Segundo essa descrição, Patañjali afirma que a real natureza de nossa consciência ou do “ser” que habita o nosso interior é como aquele estágio (referindo-se ao sutra anterior) em que se verifica uma completa supressão da instabilidade da mente e uma perfeita liberdade (e que ele denomina de Yoga). Quão interessante e surpreendente é tomar conhecimento de nossa própria e verdadeira natureza interior!

Para refletir:

(1). Alguma vez, eu já havia refletido a respeito de minha própria natureza interior além do aspecto espiritual? Como eu a enxergava ou a intuía?

(2). Como posso expressar no dia a dia a minha verdadeira natureza interior?

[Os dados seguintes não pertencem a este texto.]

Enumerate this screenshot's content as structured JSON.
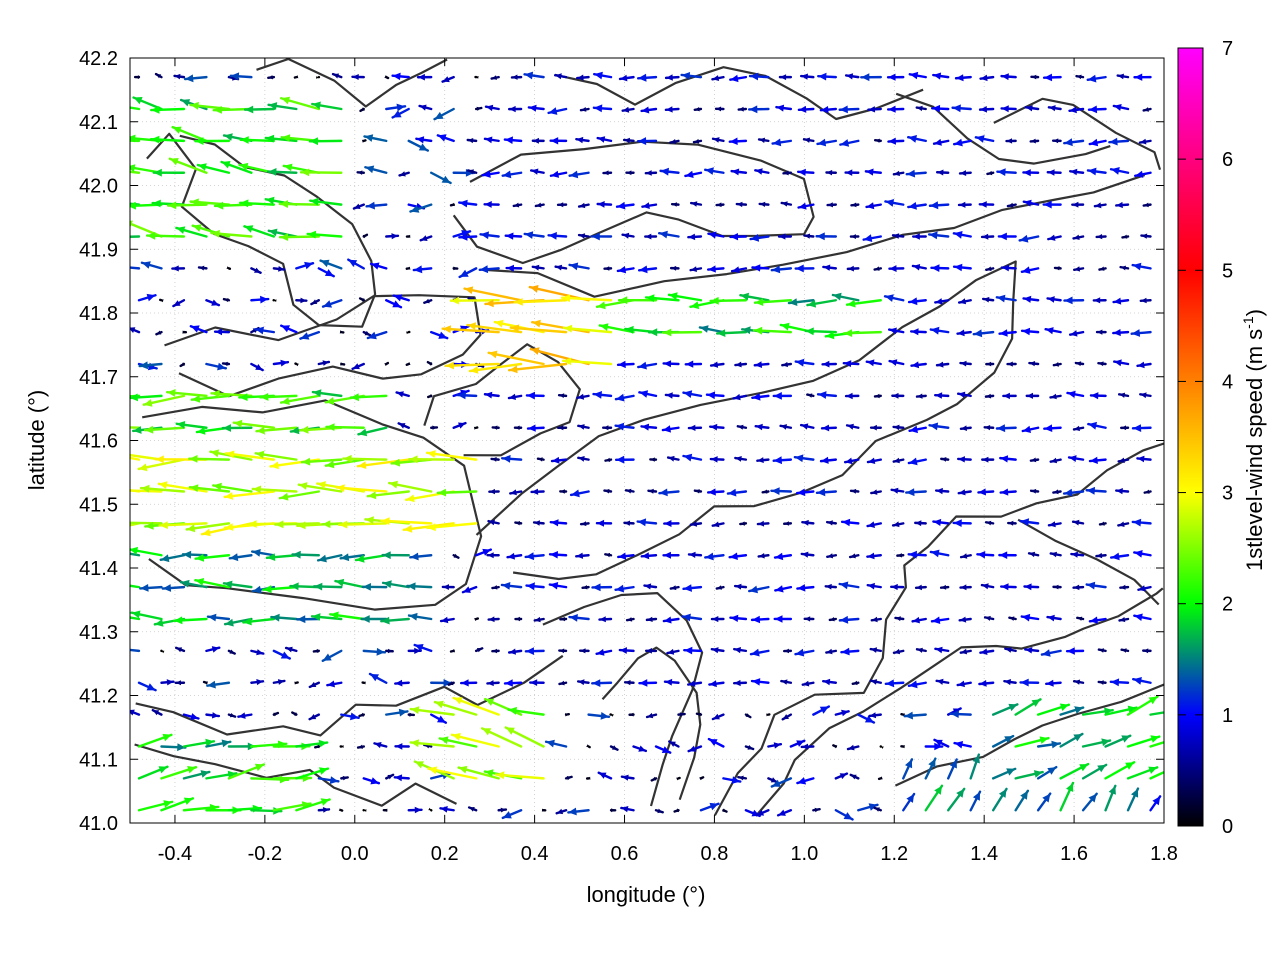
{
  "chart_data": {
    "type": "vector-field",
    "title": "",
    "xlabel": "longitude (°)",
    "ylabel": "latitude (°)",
    "xlim": [
      -0.5,
      1.8
    ],
    "ylim": [
      41.0,
      42.2
    ],
    "xticks": [
      -0.4,
      -0.2,
      0.0,
      0.2,
      0.4,
      0.6,
      0.8,
      1.0,
      1.2,
      1.4,
      1.6,
      1.8
    ],
    "xtick_labels": [
      "-0.4",
      "-0.2",
      "0.0",
      "0.2",
      "0.4",
      "0.6",
      "0.8",
      "1.0",
      "1.2",
      "1.4",
      "1.6",
      "1.8"
    ],
    "yticks": [
      41.0,
      41.1,
      41.2,
      41.3,
      41.4,
      41.5,
      41.6,
      41.7,
      41.8,
      41.9,
      42.0,
      42.1,
      42.2
    ],
    "ytick_labels": [
      "41.0",
      "41.1",
      "41.2",
      "41.3",
      "41.4",
      "41.5",
      "41.6",
      "41.7",
      "41.8",
      "41.9",
      "42.0",
      "42.1",
      "42.2"
    ],
    "grid": true,
    "colorbar": {
      "label": "1stlevel-wind speed (m s",
      "label_sup": "-1",
      "label_end": ")",
      "range": [
        0,
        7
      ],
      "ticks": [
        0,
        1,
        2,
        3,
        4,
        5,
        6,
        7
      ],
      "tick_labels": [
        "0",
        "1",
        "2",
        "3",
        "4",
        "5",
        "6",
        "7"
      ],
      "colors": [
        "#000000",
        "#0000ff",
        "#00ff00",
        "#ffff00",
        "#ff8000",
        "#ff0000",
        "#ff00ff"
      ]
    },
    "wind_regions": [
      {
        "lon": [
          -0.5,
          0.3
        ],
        "lat": [
          41.45,
          41.6
        ],
        "speed": 3.2,
        "direction_deg": 180
      },
      {
        "lon": [
          -0.5,
          0.1
        ],
        "lat": [
          41.55,
          41.68
        ],
        "speed": 2.5,
        "direction_deg": 182
      },
      {
        "lon": [
          -0.5,
          0.2
        ],
        "lat": [
          41.3,
          41.42
        ],
        "speed": 2.0,
        "direction_deg": 180
      },
      {
        "lon": [
          -0.5,
          0.0
        ],
        "lat": [
          41.9,
          42.15
        ],
        "speed": 2.4,
        "direction_deg": 170
      },
      {
        "lon": [
          0.3,
          0.6
        ],
        "lat": [
          41.7,
          41.82
        ],
        "speed": 3.8,
        "direction_deg": 178
      },
      {
        "lon": [
          0.6,
          1.2
        ],
        "lat": [
          41.75,
          41.85
        ],
        "speed": 2.2,
        "direction_deg": 180
      },
      {
        "lon": [
          0.2,
          0.45
        ],
        "lat": [
          41.05,
          41.2
        ],
        "speed": 3.0,
        "direction_deg": 165
      },
      {
        "lon": [
          -0.5,
          -0.1
        ],
        "lat": [
          41.02,
          41.15
        ],
        "speed": 2.2,
        "direction_deg": 10
      },
      {
        "lon": [
          1.4,
          1.8
        ],
        "lat": [
          41.05,
          41.18
        ],
        "speed": 2.0,
        "direction_deg": 20
      },
      {
        "lon": [
          1.2,
          1.8
        ],
        "lat": [
          41.0,
          41.08
        ],
        "speed": 1.7,
        "direction_deg": 60
      },
      {
        "lon": [
          0.3,
          1.8
        ],
        "lat": [
          41.2,
          42.2
        ],
        "speed": 0.9,
        "direction_deg": 180
      }
    ]
  }
}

SUTRA I.4 – VRTTI SARUPYAM ITARATRA.
CASO CONTRÁRIO, NOS IDENTIFICAMOS COM AS ATIVIDADES OU A INSTABILIDADE DA MENTE.

Vrtti (instabilidade, atividade mental, modificações). Sarupyam (identificação). Itaratra (de outra maneira, caso contrário).

Comentário:

Para o Yoga e o Samkhya, o princípio da consciência (purusha) não é afetado por qualquer que sejam as modificações ou a instabilidade da mente durante seu estado de atividade. Entretanto, é a partir do ego ou do sentido de individualização (ahamkara) e da mente (manas) que a existência humana é afetada. É do ego afetado pela instabilidade ou pelas modificações da mente que nascem os conflitos e os sofrimentos humanos.

Para refletir:

(1). Por que é mais fácil nos identificarmos com as atividades da mente?

(2). Seria o ahamkara ou o sentido de individualização que faz com que todas as criaturas viventes sejam como elas aparentam ser: únicas e distintas uma das outras?

(3). Qual o sentido do ahamkara na existência humana e dos seres vivos? Para que ele serve?

SUTRA I.5 – VRTTAYAH PANCATAYYAH KLISTAH AKLISTAH.
AS ATIVIDADES DA MENTE SÃO DE CINCO TIPOS, AS QUE PRODUZEM SOFRIMENTO OU NÃO.

Vrttayah (atividade mental, modificações, instabilidade). Pañcatayyah (de cinco tipos). Klistah (que produz sofrimento, aflição, dolorosa). Aklistah (que não produz sofrimento, não dolorosa).

Comentário:

Patañjali menciona a existência de cinco tipos de atividades mentais. Tais atividades encontram-se interligadas, portanto devem ser refreadas, independente de causarem, ou não, sofrimento.

Para refletir:

(1). Qual a real causa das aflições, conflitos e sofrimentos humanos?

(2). Por que a existência humana é repleta de sofrimentos?

(3) Por que nos encontramos mais suscetíveis aos conflitos e sofrimentos?

(4). Pode o homem se libertar do sofrimento e viver sem ele?